I was reminded of Feng Shui recently as I restructured my office to fit in the treadmill desk. Feng Shui is the ancient Chinese art of creating harmony in living spaces. Its literal translation means wind and water. It’s based on the principle that, like wind and water, you and your environment are two forces of nature, constantly interacting and influencing each other. When they’re in balance, chi or positive energy can flow which positively impacts our health, wealth and happiness.
As simple as it sounds, the art of Feng Shui is surprisingly complex and doesn’t lend itself to a superficial approach. Feng Shui masters spend their entire lives studying the principles and helping others apply them. There are also various schools of Feng Shui which interpret and apply the rules differently.
I didn’t know any of that when I picked up a book on Feng Shui years ago. Back then, my office was a mess, and I thought perhaps the Chinese principles of Feng Shui could help. After all, as the book pointed out, many of us utilize the principles of Feng Shui without even realizing it. We arrange furniture in a certain way, decorate our living rooms artfully, and design gardens and ponds so they flow. Why not bring that same sensibility to the space where we write our books?

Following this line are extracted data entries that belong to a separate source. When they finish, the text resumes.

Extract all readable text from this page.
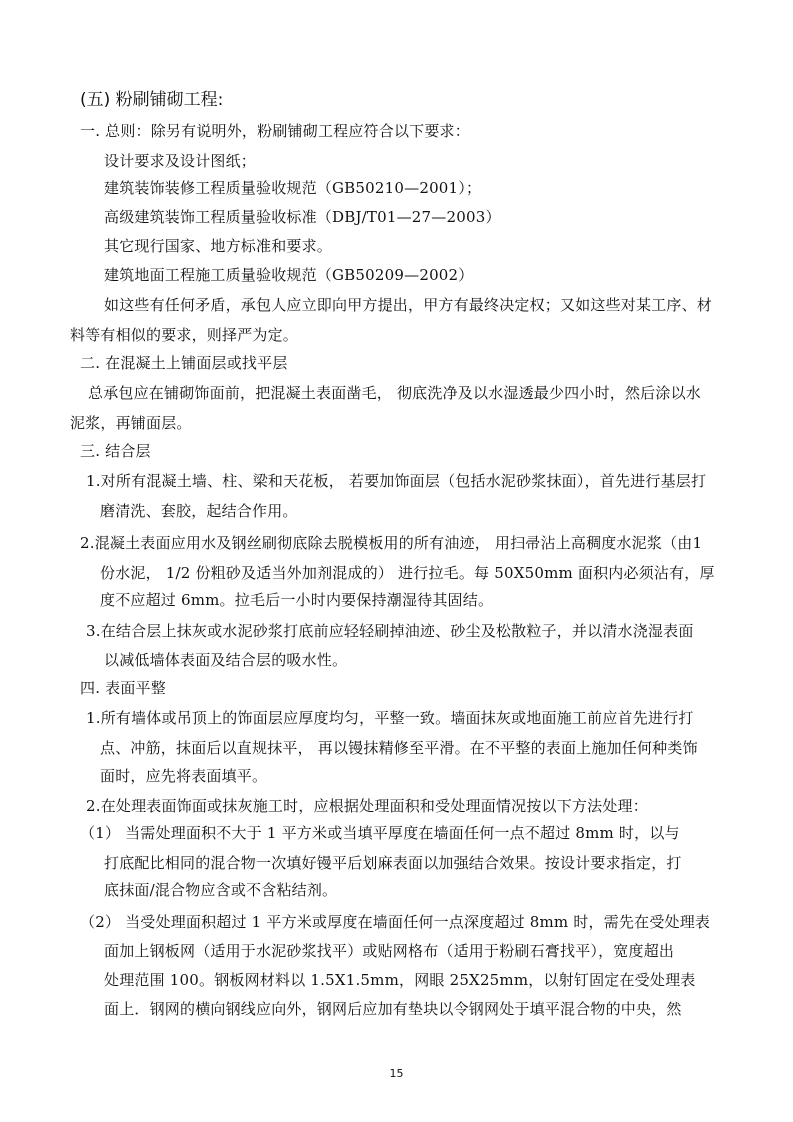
(五) 粉刷铺砌工程:
一. 总则：除另有说明外，粉刷铺砌工程应符合以下要求：
设计要求及设计图纸；
建筑装饰装修工程质量验收规范（GB50210—2001）；
高级建筑装饰工程质量验收标准（DBJ/T01—27—2003）
其它现行国家、地方标准和要求。
建筑地面工程施工质量验收规范（GB50209—2002）
如这些有任何矛盾，承包人应立即向甲方提出，甲方有最终决定权；又如这些对某工序、材
料等有相似的要求，则择严为定。
二. 在混凝土上铺面层或找平层
总承包应在铺砌饰面前，把混凝土表面凿毛， 彻底洗净及以水湿透最少四小时，然后涂以水
泥浆，再铺面层。
三. 结合层
1.对所有混凝土墙、柱、梁和天花板， 若要加饰面层（包括水泥砂浆抹面），首先进行基层打
磨清洗、套胶，起结合作用。
2.混凝土表面应用水及钢丝刷彻底除去脱模板用的所有油迹， 用扫帚沾上高稠度水泥浆（由1
份水泥， 1/2 份粗砂及适当外加剂混成的） 进行拉毛。每 50X50mm 面积内必须沾有，厚
度不应超过 6mm。拉毛后一小时内要保持潮湿待其固结。
3.在结合层上抹灰或水泥砂浆打底前应轻轻刷掉油迹、砂尘及松散粒子，并以清水浇湿表面
以减低墙体表面及结合层的吸水性。
四. 表面平整
1.所有墙体或吊顶上的饰面层应厚度均匀，平整一致。墙面抹灰或地面施工前应首先进行打
点、冲筋，抹面后以直规抹平， 再以镘抹精修至平滑。在不平整的表面上施加任何种类饰
面时，应先将表面填平。
2.在处理表面饰面或抹灰施工时，应根据处理面积和受处理面情况按以下方法处理：
（1） 当需处理面积不大于 1 平方米或当填平厚度在墙面任何一点不超过 8mm 时，以与
打底配比相同的混合物一次填好镘平后划麻表面以加强结合效果。按设计要求指定，打
底抹面/混合物应含或不含粘结剂。
（2） 当受处理面积超过 1 平方米或厚度在墙面任何一点深度超过 8mm 时，需先在受处理表
面加上钢板网（适用于水泥砂浆找平）或贴网格布（适用于粉刷石膏找平），宽度超出
处理范围 100。钢板网材料以 1.5X1.5mm，网眼 25X25mm，以射钉固定在受处理表
面上．钢网的横向钢线应向外，钢网后应加有垫块以令钢网处于填平混合物的中央，然
15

Here are some of the Feng Shui principles I introduced into my office years ago, and still utilize, to a greater or lesser extent, today.
* Simplify and declutter. Active chaos or temporary clutter (reference books or the visuals that pile up as we write) is the result of creativity in motion. But passive chaos or stagnant clutter – outdated papers or books not being used, old magazines and journals – needs to be eliminated.
* Your desk should be in your office’s commanding position. Ideally it should face the room’s entrance, but angled to the left or the right and not directly in line with the door. If that’s impossible, use a mirror to reflect the entrance door or, at the very least, hang a bell on your doorknob so you’ll hear someone approaching.
*Put the materials you use regularly within arm’s reach of your desk. If that’s impossible, gather whatever you need at the beginning of your writing session and have everything close.
* Avoid having an abstract painting on the wall in an area where you want to focus.
* Watch out for doors that stick. Feng Shui believes they can create sticky situations.
* Make sure your work area engages all five senses. This is critical for us as writers too. When you look up from your desk you should see something you love on the wall. Create a soundtrack for the book you’re writing. Add a scented oil diffuser to the shelf. Toss a throw rug with a beautiful texture onto the floor.
* Hang a crystal over your desk to stimulate the thinking chi and improve your work habits.
* Surround yourself with colors that personally resonate. The color blue activates the fifth chakra, or throat chakra, and can inspire creative writing. If that color appeals, put a few blue touches in your office. I’ve added red in my office to kick start my thinking. My desk is black and grounding, which is good for persistence.
* Keep a plant in your office and make sure it’s healthy.
* And finally, if you want things to change, relocate (or get rid of) 27 things in your working area. This is a powerful Feng Shui tool that can be used to sweep out the old and bring in the new.